4. Volcanoes & Earthquakes app by Tom Pfeiffer
If you want to get alerts for earthquakes and volcanic activity, this mobile app is one you should consider. The app features a map and list of the latest earthquake reports and active volcanoes. When searching through the information, you can filter by magnitude, distance, status of volcanoes, and more. Perhaps one unique quality about the app is that you’ll be able to see earthquakes that have happened within the last seven days for a magnitude of 1.5 on the Richter scale or higher. Data is provided by over 25 national and international sources and organizations, including USGS and the British Geological Survey (BGS).
5. MyShake app by the University of California, Berkeley
Developed by the University of California, Berkeley, and funded by the State of California, the MyShake app provides earthquake alerts through the Earthquake Warning California system for California residents. The app uses your smartphone as a sensor, detecting motion and determining if the motion is representative of earthquake activity, for research purposes to aid in the development of earthquake warning systems in the future. In the event that one is suspected, the app will use data from other users to determine if an earthquake indeed is happening. You’ll be able to get early warnings for quakes with a magnitude of 4.5 or higher in California and see other reports from around the world.
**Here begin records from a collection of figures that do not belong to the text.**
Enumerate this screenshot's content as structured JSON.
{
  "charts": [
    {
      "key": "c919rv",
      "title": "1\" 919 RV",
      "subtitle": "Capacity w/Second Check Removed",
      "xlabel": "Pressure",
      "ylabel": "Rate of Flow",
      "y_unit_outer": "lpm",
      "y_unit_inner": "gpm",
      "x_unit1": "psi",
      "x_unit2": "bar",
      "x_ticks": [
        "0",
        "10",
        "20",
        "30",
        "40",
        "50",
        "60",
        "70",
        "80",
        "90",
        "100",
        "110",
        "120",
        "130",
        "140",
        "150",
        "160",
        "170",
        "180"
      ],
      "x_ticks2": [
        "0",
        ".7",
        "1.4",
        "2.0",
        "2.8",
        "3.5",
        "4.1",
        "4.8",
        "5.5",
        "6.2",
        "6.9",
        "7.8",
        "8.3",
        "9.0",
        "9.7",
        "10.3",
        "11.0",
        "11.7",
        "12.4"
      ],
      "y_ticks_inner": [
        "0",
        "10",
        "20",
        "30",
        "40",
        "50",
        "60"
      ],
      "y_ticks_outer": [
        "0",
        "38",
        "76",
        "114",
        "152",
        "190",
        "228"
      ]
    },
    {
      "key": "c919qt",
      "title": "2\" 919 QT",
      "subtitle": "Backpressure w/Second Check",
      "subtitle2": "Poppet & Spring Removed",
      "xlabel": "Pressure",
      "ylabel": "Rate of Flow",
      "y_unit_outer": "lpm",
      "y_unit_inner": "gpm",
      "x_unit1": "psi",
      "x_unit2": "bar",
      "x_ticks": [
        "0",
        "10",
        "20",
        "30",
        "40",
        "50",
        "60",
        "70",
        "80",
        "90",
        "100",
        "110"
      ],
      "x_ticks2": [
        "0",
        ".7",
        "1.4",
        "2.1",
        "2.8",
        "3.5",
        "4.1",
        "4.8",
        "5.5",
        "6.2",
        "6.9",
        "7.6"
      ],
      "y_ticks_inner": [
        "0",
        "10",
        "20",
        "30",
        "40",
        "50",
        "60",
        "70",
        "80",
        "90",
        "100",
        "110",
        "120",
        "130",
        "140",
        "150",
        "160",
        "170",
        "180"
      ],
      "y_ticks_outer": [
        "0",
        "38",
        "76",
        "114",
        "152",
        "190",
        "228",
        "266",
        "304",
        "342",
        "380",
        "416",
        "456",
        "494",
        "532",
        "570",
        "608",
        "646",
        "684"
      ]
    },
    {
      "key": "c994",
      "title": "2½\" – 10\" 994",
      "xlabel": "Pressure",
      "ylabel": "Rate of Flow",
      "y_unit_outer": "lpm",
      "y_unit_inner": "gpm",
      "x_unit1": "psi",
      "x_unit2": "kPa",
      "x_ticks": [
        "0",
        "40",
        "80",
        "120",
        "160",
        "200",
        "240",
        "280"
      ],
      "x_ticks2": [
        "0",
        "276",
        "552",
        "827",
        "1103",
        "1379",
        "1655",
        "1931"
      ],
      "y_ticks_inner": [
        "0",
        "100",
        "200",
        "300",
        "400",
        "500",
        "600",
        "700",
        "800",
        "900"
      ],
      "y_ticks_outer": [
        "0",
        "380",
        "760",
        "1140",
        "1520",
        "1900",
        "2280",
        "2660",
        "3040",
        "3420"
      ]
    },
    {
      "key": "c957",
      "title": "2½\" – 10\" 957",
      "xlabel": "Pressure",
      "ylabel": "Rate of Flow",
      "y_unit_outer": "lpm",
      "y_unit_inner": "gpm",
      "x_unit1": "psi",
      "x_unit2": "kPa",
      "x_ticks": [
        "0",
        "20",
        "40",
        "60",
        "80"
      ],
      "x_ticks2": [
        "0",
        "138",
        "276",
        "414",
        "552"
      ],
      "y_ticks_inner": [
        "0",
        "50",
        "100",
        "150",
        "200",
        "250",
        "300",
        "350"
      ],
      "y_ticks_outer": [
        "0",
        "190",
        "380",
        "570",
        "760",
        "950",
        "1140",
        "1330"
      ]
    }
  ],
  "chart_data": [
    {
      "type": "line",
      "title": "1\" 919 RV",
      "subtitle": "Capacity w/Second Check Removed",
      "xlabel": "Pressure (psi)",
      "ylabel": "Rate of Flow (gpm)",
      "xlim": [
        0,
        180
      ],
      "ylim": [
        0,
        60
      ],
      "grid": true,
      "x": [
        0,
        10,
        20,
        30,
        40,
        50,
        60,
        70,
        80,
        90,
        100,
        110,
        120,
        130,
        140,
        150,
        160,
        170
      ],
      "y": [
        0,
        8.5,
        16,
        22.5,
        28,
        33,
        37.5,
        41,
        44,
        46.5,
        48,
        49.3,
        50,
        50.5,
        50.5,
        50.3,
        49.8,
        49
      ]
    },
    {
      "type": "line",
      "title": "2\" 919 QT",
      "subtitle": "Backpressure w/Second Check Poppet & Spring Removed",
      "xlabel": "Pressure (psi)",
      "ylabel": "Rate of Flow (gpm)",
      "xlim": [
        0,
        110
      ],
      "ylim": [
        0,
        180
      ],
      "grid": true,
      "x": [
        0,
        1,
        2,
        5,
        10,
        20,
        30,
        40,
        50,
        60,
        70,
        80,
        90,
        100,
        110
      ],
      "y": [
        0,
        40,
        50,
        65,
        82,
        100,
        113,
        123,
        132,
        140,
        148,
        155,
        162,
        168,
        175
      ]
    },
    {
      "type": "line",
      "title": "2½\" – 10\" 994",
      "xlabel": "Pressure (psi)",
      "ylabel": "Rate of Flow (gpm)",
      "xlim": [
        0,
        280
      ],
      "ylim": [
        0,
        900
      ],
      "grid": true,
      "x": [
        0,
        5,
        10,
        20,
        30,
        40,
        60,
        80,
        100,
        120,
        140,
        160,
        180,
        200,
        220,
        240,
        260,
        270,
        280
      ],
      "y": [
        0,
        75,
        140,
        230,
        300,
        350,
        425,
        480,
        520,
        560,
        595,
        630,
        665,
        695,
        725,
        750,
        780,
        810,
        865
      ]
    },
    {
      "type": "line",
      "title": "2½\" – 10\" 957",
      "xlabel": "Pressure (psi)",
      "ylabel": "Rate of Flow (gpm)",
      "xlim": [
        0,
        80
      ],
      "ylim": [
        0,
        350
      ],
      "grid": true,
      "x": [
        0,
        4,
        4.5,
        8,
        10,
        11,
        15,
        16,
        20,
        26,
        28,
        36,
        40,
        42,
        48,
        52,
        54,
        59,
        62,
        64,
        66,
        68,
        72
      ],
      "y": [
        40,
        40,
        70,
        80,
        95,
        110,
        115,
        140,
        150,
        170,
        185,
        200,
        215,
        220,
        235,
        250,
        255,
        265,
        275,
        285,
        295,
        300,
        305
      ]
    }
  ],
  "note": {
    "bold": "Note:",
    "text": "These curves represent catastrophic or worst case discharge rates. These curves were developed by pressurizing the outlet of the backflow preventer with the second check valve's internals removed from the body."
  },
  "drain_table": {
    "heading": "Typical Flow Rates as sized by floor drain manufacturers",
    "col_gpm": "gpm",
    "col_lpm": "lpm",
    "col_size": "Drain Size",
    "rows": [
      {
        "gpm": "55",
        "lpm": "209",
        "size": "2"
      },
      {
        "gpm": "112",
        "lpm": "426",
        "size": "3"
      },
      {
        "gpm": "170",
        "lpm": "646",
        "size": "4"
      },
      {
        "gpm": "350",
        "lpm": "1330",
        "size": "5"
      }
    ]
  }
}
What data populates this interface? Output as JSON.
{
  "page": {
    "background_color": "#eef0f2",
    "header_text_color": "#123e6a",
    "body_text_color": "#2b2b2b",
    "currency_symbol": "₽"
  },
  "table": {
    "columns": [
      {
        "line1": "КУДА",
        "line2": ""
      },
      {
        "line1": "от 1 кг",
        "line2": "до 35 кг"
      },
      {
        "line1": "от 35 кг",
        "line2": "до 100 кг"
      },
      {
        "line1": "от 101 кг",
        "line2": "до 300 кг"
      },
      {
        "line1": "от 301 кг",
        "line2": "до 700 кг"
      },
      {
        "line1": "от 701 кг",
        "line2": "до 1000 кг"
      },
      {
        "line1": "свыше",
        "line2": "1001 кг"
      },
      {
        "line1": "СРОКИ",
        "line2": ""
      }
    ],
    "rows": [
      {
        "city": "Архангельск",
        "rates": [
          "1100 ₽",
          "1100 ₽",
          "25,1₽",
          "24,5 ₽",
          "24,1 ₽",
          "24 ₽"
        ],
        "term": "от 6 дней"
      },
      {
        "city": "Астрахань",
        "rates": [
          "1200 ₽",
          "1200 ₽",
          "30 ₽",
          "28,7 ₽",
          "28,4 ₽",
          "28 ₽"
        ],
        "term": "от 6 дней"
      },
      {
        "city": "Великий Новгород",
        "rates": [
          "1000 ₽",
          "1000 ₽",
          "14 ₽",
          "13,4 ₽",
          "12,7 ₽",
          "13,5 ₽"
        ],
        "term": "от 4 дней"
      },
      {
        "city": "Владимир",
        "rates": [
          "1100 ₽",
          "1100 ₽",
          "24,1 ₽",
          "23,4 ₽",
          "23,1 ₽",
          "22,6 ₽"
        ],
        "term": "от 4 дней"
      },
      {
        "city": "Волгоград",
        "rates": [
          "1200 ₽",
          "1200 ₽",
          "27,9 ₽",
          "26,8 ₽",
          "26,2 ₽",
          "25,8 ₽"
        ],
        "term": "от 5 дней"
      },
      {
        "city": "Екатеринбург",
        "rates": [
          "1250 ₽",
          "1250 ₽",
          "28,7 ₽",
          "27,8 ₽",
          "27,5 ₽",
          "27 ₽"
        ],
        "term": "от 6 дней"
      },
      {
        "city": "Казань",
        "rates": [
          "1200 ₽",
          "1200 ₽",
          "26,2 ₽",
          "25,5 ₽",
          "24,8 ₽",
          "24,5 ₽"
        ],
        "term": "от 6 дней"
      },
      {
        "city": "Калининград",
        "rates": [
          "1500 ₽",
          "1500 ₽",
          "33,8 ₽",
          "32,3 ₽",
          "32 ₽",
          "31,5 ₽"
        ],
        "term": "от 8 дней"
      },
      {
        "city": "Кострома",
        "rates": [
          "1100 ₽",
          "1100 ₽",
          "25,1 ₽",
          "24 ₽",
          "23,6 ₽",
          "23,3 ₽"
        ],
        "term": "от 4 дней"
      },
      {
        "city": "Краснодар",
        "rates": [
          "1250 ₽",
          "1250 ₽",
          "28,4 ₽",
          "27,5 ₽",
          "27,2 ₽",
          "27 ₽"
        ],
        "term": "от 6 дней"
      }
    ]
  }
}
Quick Earthquake Safety Tips to Keep in Mind
In the event you receive an early warning or are caught in an earthquake, keep these safety tips in mind.
- Do not go outside if you’re already indoors – Stay inside and look for a place to take cover, like under a table or a desk. Do not get between a table and another object to try to protect yourself, such as trying to create a “triangle of life.” It’s safer to get underneath an object to avoid falling debris.
- If you are already outside, move into an open area – Avoid standing within a close distance of potential objects that can fall, such as buildings, telephone poles, and trees. Get down to the ground and hold on until the shaking stops.
- Do not hold on to a doorway for support – Standing in a doorway can expose you to falling objects or flying debris. It’s better to get down and cover yourself.
- If you are driving, pull over and put on your parking brake – Do not continue to drive. Pull over into an open space—avoid stopping underneath an overpass or bridge.